Definition
A printed or electronic flight progress strip used by air traffic controllers to track an IFR aircraft's departure clearance and progress. It contains key flight information such as the aircraft's call sign, type, departure airport, route, altitude, and assigned transponder code, and is handed off or updated as the aircraft moves through different control sectors.
Plain English
A small slip of information — paper or on-screen — that controllers use to keep track of a departing IFR flight and its clearance details.
Context Anchor
Seen in discussions of tower and TRACON coordination, especially when a departing aircraft is handed from the airport tower to radar control.
Derivation
Called a 'strip' because it was originally a narrow paper strip slotted into a holder on the controller's console. 'Departure' identifies its purpose — tracking aircraft leaving the airport rather than arriving.
Why Pilots Care
The departure strip is how controllers hold and pass along your clearance, route, and squawk code.
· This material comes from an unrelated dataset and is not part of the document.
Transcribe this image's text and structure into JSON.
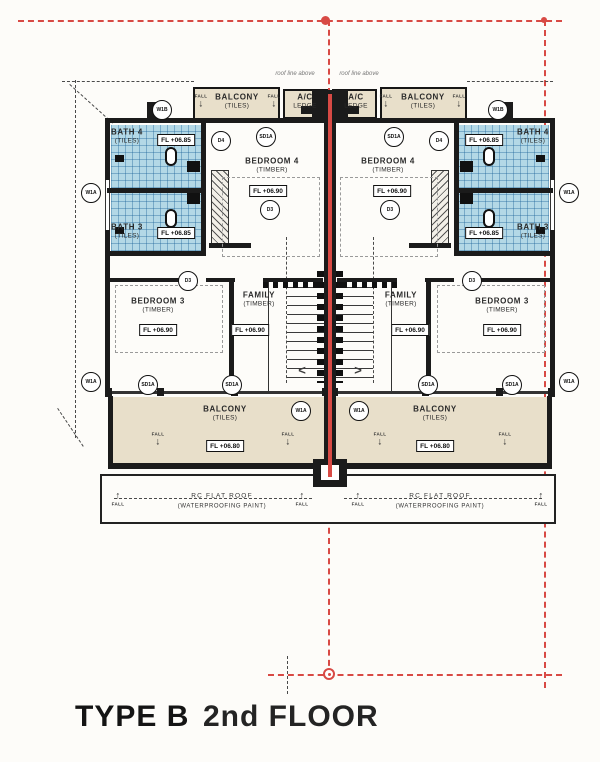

Knowing it exists helps explain why controllers sometimes pause to read or update information before responding — they're working from the strip that represents your flight.
Intuition Check
A departure strip is not a strip of runway or pavement used for takeoff. In this context, it is an air traffic control record for a departing flight.
Example Sentence 1
Before issuing the clearance, the controller reviewed the departure strip to confirm the assigned route and altitude.
Example Sentence 2
After the handoff to the next sector, the controller updated the departure strip with the actual departure time.